Control of the game is critical to the success of the Referee Team. This allows for game flow without problems escalating.  The bench personnel must be kept under control so they do not interfere with the game or detract from it in anyway.  On occasion actions must be taken by the Referee Team to ask for school personnel to control fans who are becoming disruptive.  Players need to be controlled to prevent injuries, retaliations and game management problems.  These are just some examples of control.

Post Game Management.

Management duties are not restricted to pre-game and during-game activities. Several important post-game duties should be met. One example is for the Referee Team to immediately check the records and notes they agreed to keep on game events. After comparing these, the requirement for verifying the scorekeeper’s game record can then be done properly. If necessary, any needed post-game written report responsibility (example: ejection/disqualification reports) can be agreed upon.
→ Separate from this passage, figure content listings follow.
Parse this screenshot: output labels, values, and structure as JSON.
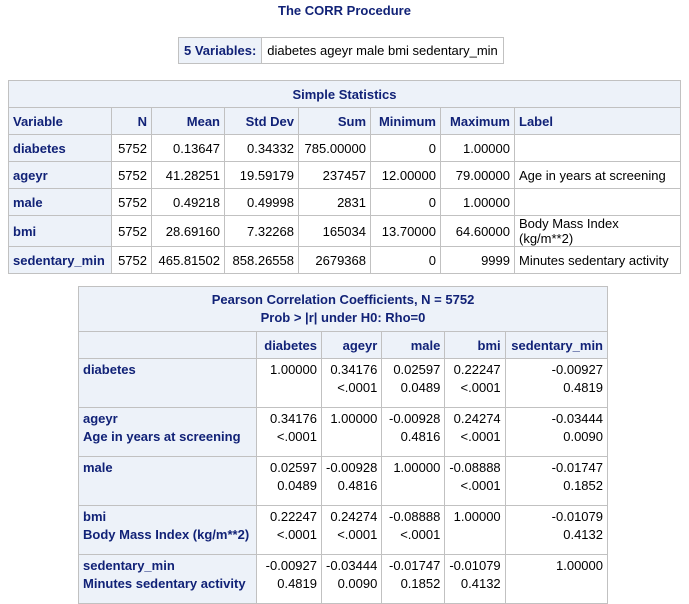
{
  "title": "The CORR Procedure",
  "variables_box": {
    "label": "5 Variables:",
    "value": "diabetes ageyr male bmi sedentary_min"
  },
  "simple_stats": {
    "caption": "Simple Statistics",
    "headers": [
      "Variable",
      "N",
      "Mean",
      "Std Dev",
      "Sum",
      "Minimum",
      "Maximum",
      "Label"
    ],
    "rows": [
      {
        "variable": "diabetes",
        "n": "5752",
        "mean": "0.13647",
        "std": "0.34332",
        "sum": "785.00000",
        "min": "0",
        "max": "1.00000",
        "label": ""
      },
      {
        "variable": "ageyr",
        "n": "5752",
        "mean": "41.28251",
        "std": "19.59179",
        "sum": "237457",
        "min": "12.00000",
        "max": "79.00000",
        "label": "Age in years at screening"
      },
      {
        "variable": "male",
        "n": "5752",
        "mean": "0.49218",
        "std": "0.49998",
        "sum": "2831",
        "min": "0",
        "max": "1.00000",
        "label": ""
      },
      {
        "variable": "bmi",
        "n": "5752",
        "mean": "28.69160",
        "std": "7.32268",
        "sum": "165034",
        "min": "13.70000",
        "max": "64.60000",
        "label": "Body Mass Index (kg/m**2)"
      },
      {
        "variable": "sedentary_min",
        "n": "5752",
        "mean": "465.81502",
        "std": "858.26558",
        "sum": "2679368",
        "min": "0",
        "max": "9999",
        "label": "Minutes sedentary activity"
      }
    ]
  },
  "pearson": {
    "caption_line1": "Pearson Correlation Coefficients, N = 5752",
    "caption_line2": "Prob > |r| under H0: Rho=0",
    "headers": [
      "diabetes",
      "ageyr",
      "male",
      "bmi",
      "sedentary_min"
    ],
    "rows": [
      {
        "name": "diabetes",
        "label": "",
        "cells": [
          {
            "r": "1.00000",
            "p": ""
          },
          {
            "r": "0.34176",
            "p": "<.0001"
          },
          {
            "r": "0.02597",
            "p": "0.0489"
          },
          {
            "r": "0.22247",
            "p": "<.0001"
          },
          {
            "r": "-0.00927",
            "p": "0.4819"
          }
        ]
      },
      {
        "name": "ageyr",
        "label": "Age in years at screening",
        "cells": [
          {
            "r": "0.34176",
            "p": "<.0001"
          },
          {
            "r": "1.00000",
            "p": ""
          },
          {
            "r": "-0.00928",
            "p": "0.4816"
          },
          {
            "r": "0.24274",
            "p": "<.0001"
          },
          {
            "r": "-0.03444",
            "p": "0.0090"
          }
        ]
      },
      {
        "name": "male",
        "label": "",
        "cells": [
          {
            "r": "0.02597",
            "p": "0.0489"
          },
          {
            "r": "-0.00928",
            "p": "0.4816"
          },
          {
            "r": "1.00000",
            "p": ""
          },
          {
            "r": "-0.08888",
            "p": "<.0001"
          },
          {
            "r": "-0.01747",
            "p": "0.1852"
          }
        ]
      },
      {
        "name": "bmi",
        "label": "Body Mass Index (kg/m**2)",
        "cells": [
          {
            "r": "0.22247",
            "p": "<.0001"
          },
          {
            "r": "0.24274",
            "p": "<.0001"
          },
          {
            "r": "-0.08888",
            "p": "<.0001"
          },
          {
            "r": "1.00000",
            "p": ""
          },
          {
            "r": "-0.01079",
            "p": "0.4132"
          }
        ]
      },
      {
        "name": "sedentary_min",
        "label": "Minutes sedentary activity",
        "cells": [
          {
            "r": "-0.00927",
            "p": "0.4819"
          },
          {
            "r": "-0.03444",
            "p": "0.0090"
          },
          {
            "r": "-0.01747",
            "p": "0.1852"
          },
          {
            "r": "-0.01079",
            "p": "0.4132"
          },
          {
            "r": "1.00000",
            "p": ""
          }
        ]
      }
    ]
  }
}
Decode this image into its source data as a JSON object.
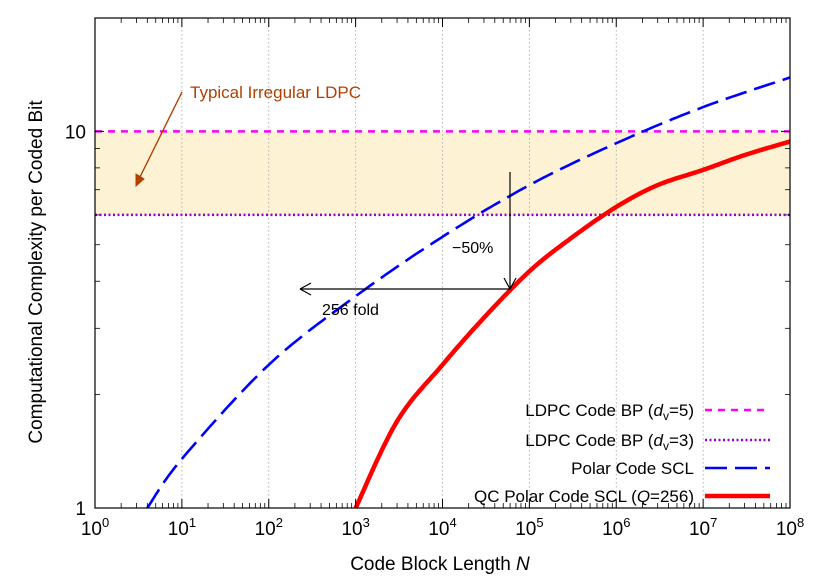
{
  "chart_data": {
    "type": "line",
    "xlabel": "Code Block Length N",
    "ylabel": "Computational Complexity per Coded Bit",
    "x_scale": "log",
    "y_scale": "log",
    "xlim": [
      1,
      100000000
    ],
    "ylim": [
      1,
      20
    ],
    "x_ticks": [
      "10^0",
      "10^1",
      "10^2",
      "10^3",
      "10^4",
      "10^5",
      "10^6",
      "10^7",
      "10^8"
    ],
    "y_ticks": [
      "1",
      "10"
    ],
    "grid": "vertical dotted at x decades",
    "legend_position": "bottom-right",
    "shaded_band": {
      "y_from": 6,
      "y_to": 10,
      "color": "#fdf3d4"
    },
    "series": [
      {
        "name": "LDPC Code BP (d_v=5)",
        "style": "dashed",
        "color": "#ff00ff",
        "x": [
          1,
          100000000
        ],
        "y": [
          10,
          10
        ]
      },
      {
        "name": "LDPC Code BP (d_v=3)",
        "style": "dotted",
        "color": "#9400d3",
        "x": [
          1,
          100000000
        ],
        "y": [
          6,
          6
        ]
      },
      {
        "name": "Polar Code SCL",
        "style": "long-dash",
        "color": "#0000ff",
        "x": [
          4,
          10,
          100,
          1000,
          10000,
          100000,
          1000000,
          10000000,
          100000000
        ],
        "y": [
          1.0,
          1.35,
          2.4,
          3.65,
          5.25,
          7.2,
          9.3,
          11.6,
          13.9
        ]
      },
      {
        "name": "QC Polar Code SCL (Q=256)",
        "style": "solid",
        "color": "#ff0000",
        "x": [
          1000,
          3000,
          10000,
          30000,
          100000,
          300000,
          1000000,
          3000000,
          10000000,
          30000000,
          100000000
        ],
        "y": [
          1.0,
          1.7,
          2.4,
          3.2,
          4.25,
          5.2,
          6.3,
          7.2,
          7.9,
          8.65,
          9.4
        ]
      }
    ],
    "annotations": [
      {
        "text": "Typical Irregular LDPC",
        "color": "#b24000"
      },
      {
        "text": "256 fold"
      },
      {
        "text": "−50%"
      }
    ],
    "legend": [
      {
        "prefix": "LDPC Code BP (",
        "italic": "d",
        "sub": "v",
        "suffix": "=5)"
      },
      {
        "prefix": "LDPC Code BP (",
        "italic": "d",
        "sub": "v",
        "suffix": "=3)"
      },
      {
        "prefix": "Polar Code SCL",
        "italic": "",
        "sub": "",
        "suffix": ""
      },
      {
        "prefix": "QC Polar Code SCL (",
        "italic": "Q",
        "sub": "",
        "suffix": "=256)"
      }
    ],
    "xlabel_parts": {
      "prefix": "Code Block Length ",
      "italic": "N"
    }
  }
}
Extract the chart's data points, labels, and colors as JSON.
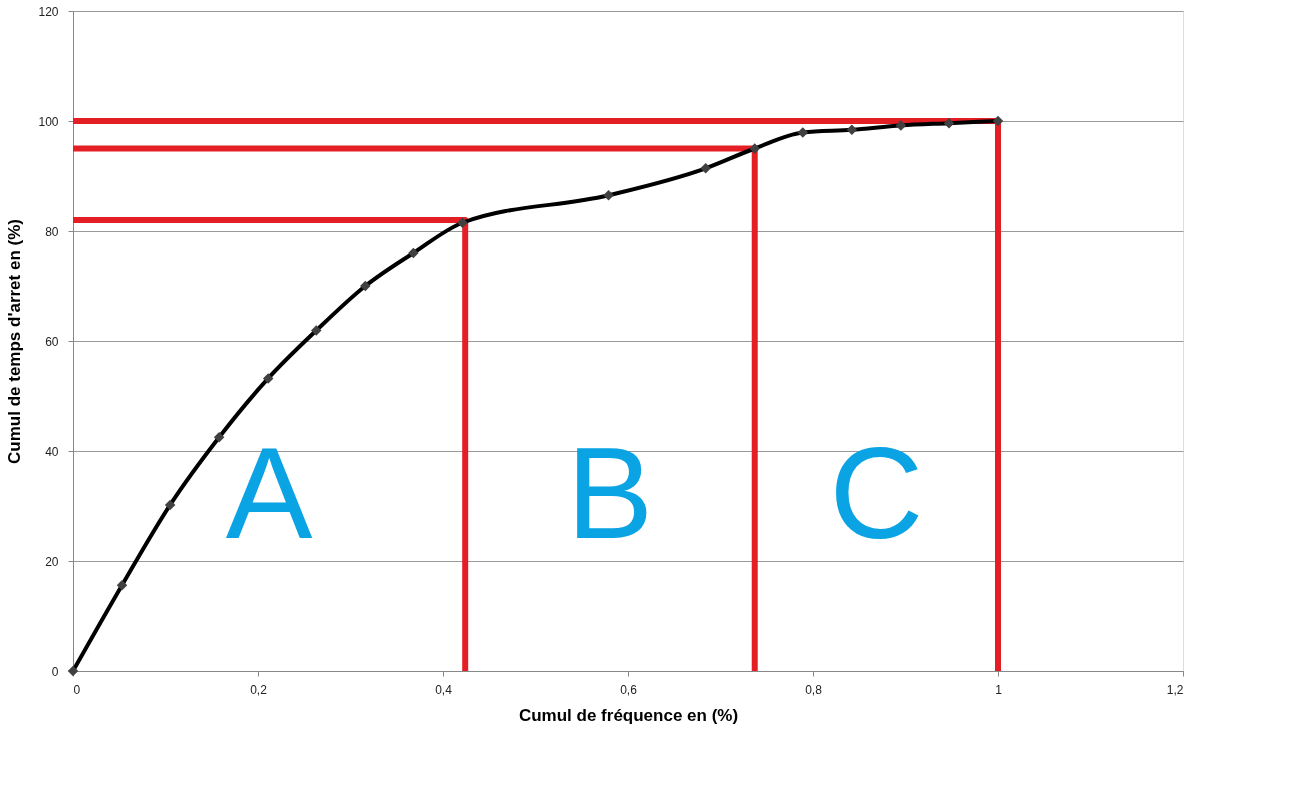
{
  "chart_data": {
    "type": "line",
    "xlabel": "Cumul de fréquence en (%)",
    "ylabel": "Cumul de temps d'arret en (%)",
    "xlim": [
      0,
      1.2
    ],
    "ylim": [
      0,
      120
    ],
    "xticks": [
      0,
      {
        "value": 0.2,
        "label": "0,2"
      },
      {
        "value": 0.4,
        "label": "0,4"
      },
      {
        "value": 0.6,
        "label": "0,6"
      },
      {
        "value": 0.8,
        "label": "0,8"
      },
      1,
      {
        "value": 1.2,
        "label": "1,2"
      }
    ],
    "yticks": [
      0,
      20,
      40,
      60,
      80,
      100,
      120
    ],
    "grid": "y",
    "series": [
      {
        "color": "#e31e24",
        "marker": "none",
        "x": [
          0,
          0.424,
          0.424
        ],
        "values": [
          82,
          82,
          0
        ]
      },
      {
        "color": "#e31e24",
        "marker": "none",
        "x": [
          0,
          0.737,
          0.737
        ],
        "values": [
          95,
          95,
          0
        ]
      },
      {
        "color": "#e31e24",
        "marker": "none",
        "x": [
          0,
          1,
          1
        ],
        "values": [
          100,
          100,
          0
        ]
      },
      {
        "color": "#000000",
        "marker": "diamond",
        "x": [
          0,
          0.053,
          0.105,
          0.158,
          0.211,
          0.263,
          0.316,
          0.368,
          0.421,
          0.579,
          0.684,
          0.737,
          0.789,
          0.842,
          0.895,
          0.947,
          1
        ],
        "values": [
          0,
          15.6,
          30.2,
          42.5,
          53.2,
          61.9,
          70,
          76,
          81.5,
          86.5,
          91.4,
          95,
          97.9,
          98.4,
          99.2,
          99.6,
          100
        ]
      }
    ],
    "annotations": [
      "A",
      "B",
      "C"
    ]
  }
}
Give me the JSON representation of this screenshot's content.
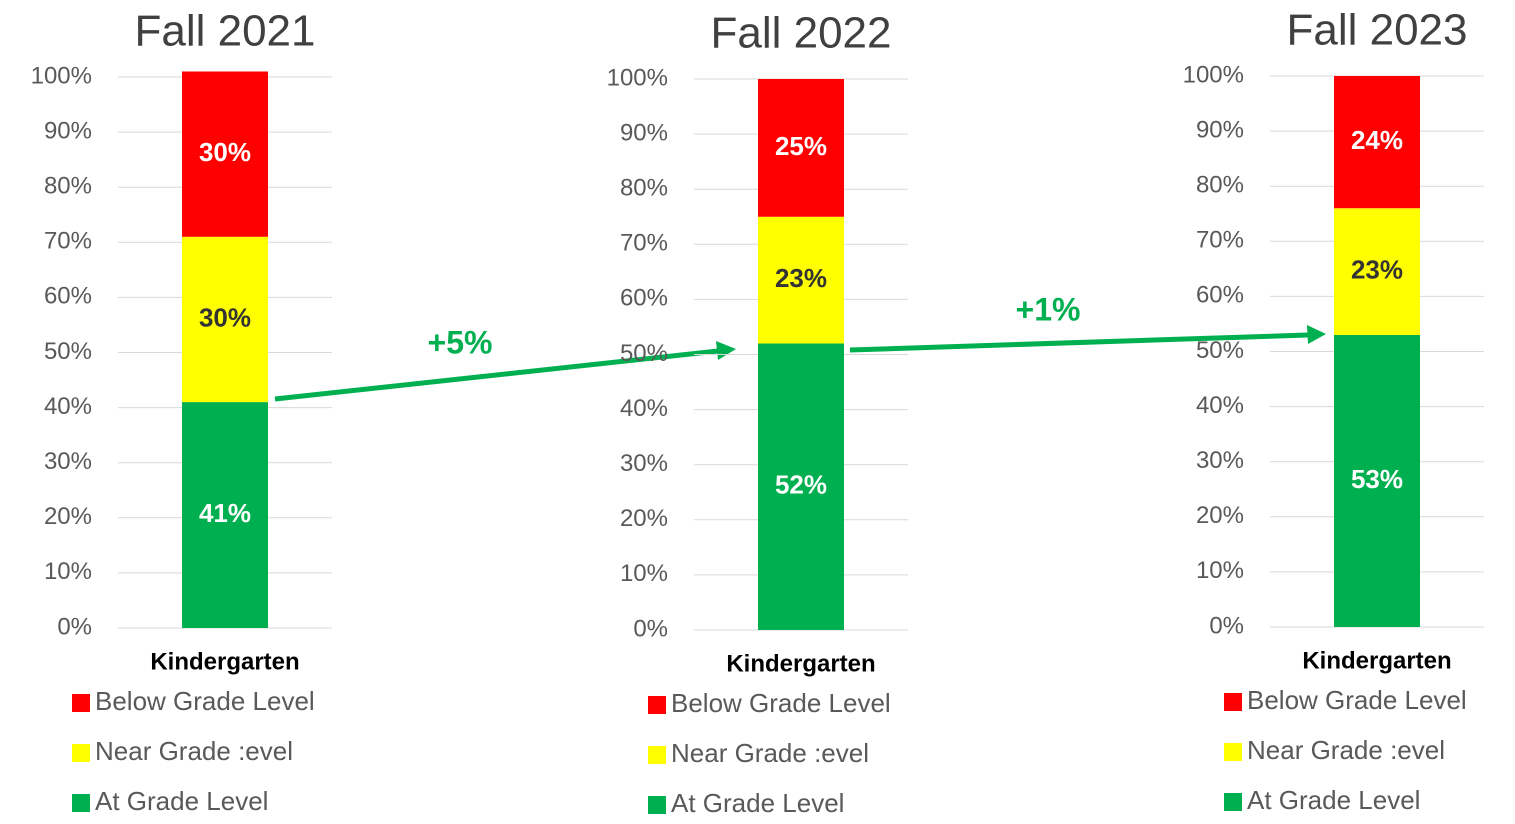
{
  "chart_data": [
    {
      "type": "stacked_bar",
      "title": "Fall 2021",
      "categories": [
        "Kindergarten"
      ],
      "series": [
        {
          "name": "At Grade Level",
          "color": "#00b050",
          "values": [
            41
          ],
          "value_labels": [
            "41%"
          ]
        },
        {
          "name": "Near Grade :evel",
          "color": "#ffff00",
          "values": [
            30
          ],
          "value_labels": [
            "30%"
          ]
        },
        {
          "name": "Below Grade Level",
          "color": "#ff0000",
          "values": [
            30
          ],
          "value_labels": [
            "30%"
          ]
        }
      ],
      "ylim": [
        0,
        100
      ],
      "yticks": [
        {
          "value": 0,
          "label": "0%"
        },
        {
          "value": 10,
          "label": "10%"
        },
        {
          "value": 20,
          "label": "20%"
        },
        {
          "value": 30,
          "label": "30%"
        },
        {
          "value": 40,
          "label": "40%"
        },
        {
          "value": 50,
          "label": "50%"
        },
        {
          "value": 60,
          "label": "60%"
        },
        {
          "value": 70,
          "label": "70%"
        },
        {
          "value": 80,
          "label": "80%"
        },
        {
          "value": 90,
          "label": "90%"
        },
        {
          "value": 100,
          "label": "100%"
        }
      ],
      "grid": true,
      "legend": "bottom"
    },
    {
      "type": "stacked_bar",
      "title": "Fall 2022",
      "categories": [
        "Kindergarten"
      ],
      "series": [
        {
          "name": "At Grade Level",
          "color": "#00b050",
          "values": [
            52
          ],
          "value_labels": [
            "52%"
          ]
        },
        {
          "name": "Near Grade :evel",
          "color": "#ffff00",
          "values": [
            23
          ],
          "value_labels": [
            "23%"
          ]
        },
        {
          "name": "Below Grade Level",
          "color": "#ff0000",
          "values": [
            25
          ],
          "value_labels": [
            "25%"
          ]
        }
      ],
      "ylim": [
        0,
        100
      ],
      "yticks": [
        {
          "value": 0,
          "label": "0%"
        },
        {
          "value": 10,
          "label": "10%"
        },
        {
          "value": 20,
          "label": "20%"
        },
        {
          "value": 30,
          "label": "30%"
        },
        {
          "value": 40,
          "label": "40%"
        },
        {
          "value": 50,
          "label": "50%"
        },
        {
          "value": 60,
          "label": "60%"
        },
        {
          "value": 70,
          "label": "70%"
        },
        {
          "value": 80,
          "label": "80%"
        },
        {
          "value": 90,
          "label": "90%"
        },
        {
          "value": 100,
          "label": "100%"
        }
      ],
      "grid": true,
      "legend": "bottom"
    },
    {
      "type": "stacked_bar",
      "title": "Fall 2023",
      "categories": [
        "Kindergarten"
      ],
      "series": [
        {
          "name": "At Grade Level",
          "color": "#00b050",
          "values": [
            53
          ],
          "value_labels": [
            "53%"
          ]
        },
        {
          "name": "Near Grade :evel",
          "color": "#ffff00",
          "values": [
            23
          ],
          "value_labels": [
            "23%"
          ]
        },
        {
          "name": "Below Grade Level",
          "color": "#ff0000",
          "values": [
            24
          ],
          "value_labels": [
            "24%"
          ]
        }
      ],
      "ylim": [
        0,
        100
      ],
      "yticks": [
        {
          "value": 0,
          "label": "0%"
        },
        {
          "value": 10,
          "label": "10%"
        },
        {
          "value": 20,
          "label": "20%"
        },
        {
          "value": 30,
          "label": "30%"
        },
        {
          "value": 40,
          "label": "40%"
        },
        {
          "value": 50,
          "label": "50%"
        },
        {
          "value": 60,
          "label": "60%"
        },
        {
          "value": 70,
          "label": "70%"
        },
        {
          "value": 80,
          "label": "80%"
        },
        {
          "value": 90,
          "label": "90%"
        },
        {
          "value": 100,
          "label": "100%"
        }
      ],
      "grid": true,
      "legend": "bottom"
    }
  ],
  "annotations": [
    {
      "text": "+5%"
    },
    {
      "text": "+1%"
    }
  ]
}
And finally, the all-important Referee Team post-game briefing should be conducted for the benefit of the Referee Team.

Management Styles and Effect on Performance./

It is clear that the Referee Team members are managers by definition of the word.  With that in mind, let’s take some time to discuss the different management styles the referee team can use.

Participative Management.

One style described in management theory is participative management.  This starts when the Referee gets the Assistant Referees involved during the pre-game discussion (i.e., pre-game Referee Team briefing).  The Referee is seeking input and wants the officials to work as a team.  This style of management also applies to players when the Referee uses them to help control the game.  This could be by having the captain work with the team and speak to potential problem players.  Also, the Referee can allow players to approach in a professional and civil manner so that dialogue between the Referee and players prevents problems.  This style can be applied when approaching a coach and discussing the particular behavior of the coach and allowing some limited feedback to prevent the problem from elevating.

Theory X Management.

Theory X Managers have an authoritative style.  They typically want to provide close supervision and do not feel that individuals can perform on their own.  This type of management style by a Referee usually means multiple fouls called, quick reaction to situations, potential confrontation, and the Referee expecting problems to arise at any time.  Theory X Referees can be most effective on hard fought games between rival teams or officiating games where one or both teams are known for physical play.

Theory Y Management.

The Theory Y Manger is one who is fair and understanding.  This type of Referee expects fair play and player respect of their decisions.  The Theory Y Referee would work to have the players control the outcome of the game and play in manner where there is minimal interference by the Referee.  This style can be very effective in a game where both teams work the ball around and fouls are minimal.

Total Quality Management.

The term Total Quality Management was popular for many years.  This was a philosophy that problems can be corrected in the future by reviewing the current process and determining how the process can be improved.  This method is very helpful during the post game Referee Team Briefing.  The Referee Team should analyze particular aspects of the game and determine how they can improve the process of game control in the future.


To be a top official, one must adapt to the situation at hand.  The management style must be adjusted to fit the need.  At times Participative Management will help control a situation, while other times the Theory X style is required.  Recognizing when to apply which style is the key to success.   Continual process improvement is required to improve current skills and develop new techniques.